My father possessed a voracious intellect, was astoundingly quick-witted and movingly kind. He trained and worked as a geologist, a taxi driver and a translator, reading Don Quixote in Spanish and Proust in French. Every facet of life fascinated him and every manifestation of his general fascination was a virtue, with one notable exception: a desire to gather as much of the world as possible into his custody.

I am sympathetic to the view that every object is a marvel. Any piece of furniture, book, magazine, fork, poster, roll of paper towels, if glimpsed from the right angle, gestures towards the miracle of its invention and the anticipation of a future in which it will be used, appreciated. But my father would have needed to out-age Methuselah in order to simply read the books he owned, and would have undoubtedly used such a lifespan to collect too many more.

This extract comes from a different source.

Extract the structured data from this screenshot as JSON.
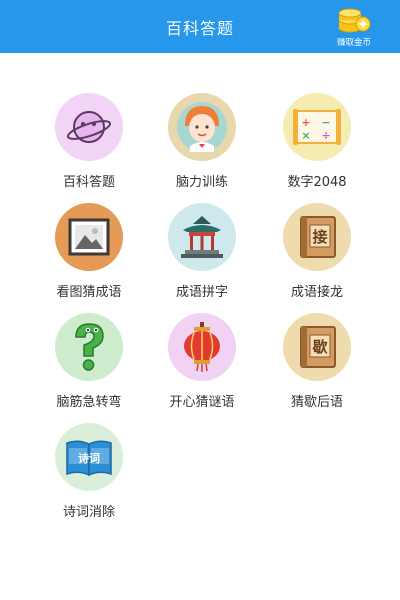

Discarding may entail an admission of the inevitability of death but it can also account for the precious fragility of life. To accept that an object will have no future use is to accept that our time is limited, and that we must decide how best to spend the little that we have. We are not obliged to treasure something just because a loved one treasured it. We are better served by looking less to what they owned or wore or touched, and more to who they were.

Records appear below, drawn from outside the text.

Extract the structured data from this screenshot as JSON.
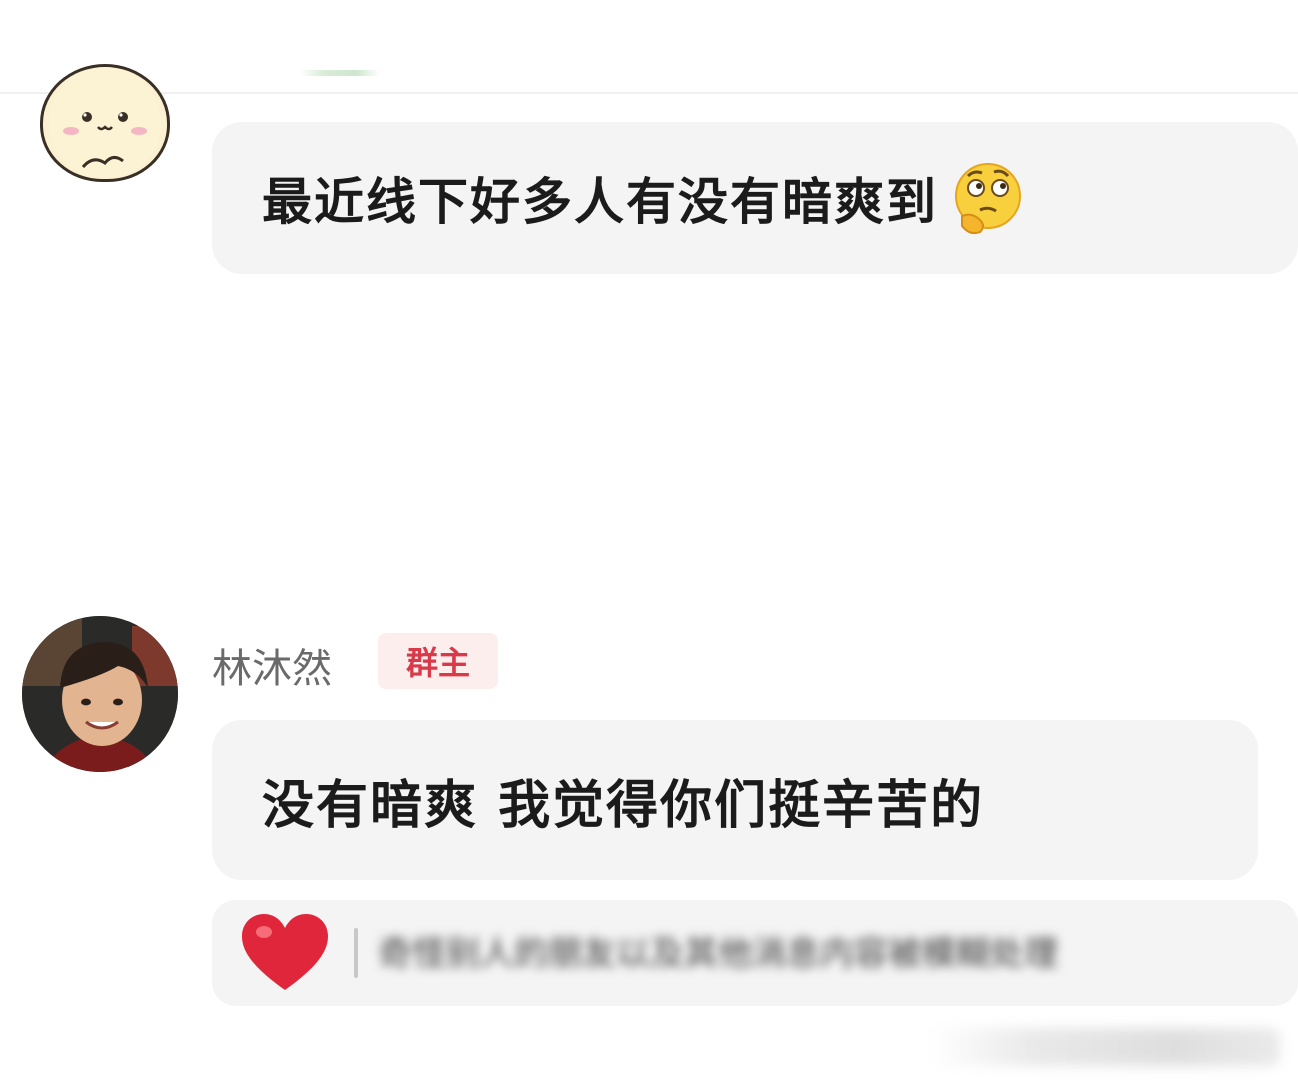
{
  "messages": [
    {
      "sender": "",
      "avatar_icon": "mascot-avatar-icon",
      "text": "最近线下好多人有没有暗爽到",
      "emoji_icon": "thinking-face-icon"
    },
    {
      "sender": "林沐然",
      "badge": "群主",
      "avatar_icon": "child-photo-avatar-icon",
      "text": "没有暗爽 我觉得你们挺辛苦的"
    }
  ],
  "reply_card": {
    "icon": "heart-icon",
    "preview": "奇怪别人的朋友以及其他消息内容被模糊处理"
  },
  "colors": {
    "bubble_bg": "#f4f4f4",
    "badge_text": "#d93a4a",
    "badge_bg": "#fdeeee",
    "heart": "#e0263a",
    "name_text": "#6a6a6a"
  }
}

Aware of the absurdity of the monument he had created, my father wrote annotations on his office doorframe, so numerous that they crept up to the ceiling and on to the wall. Two stand out. The first, “To discard: to admit failure” is a joke, but it is a bitter one. While cleaning his room, unable to do so with his permission – the thing we want most from the dead – I try to find the beauty in acknowledging that the majesty of material things, of people too, persists, whether we have them or not. I often think, happily, about another of my father’s doorframe notes, scribbled in fading ink: “Life is too full of richness and beauty.” About this he was right.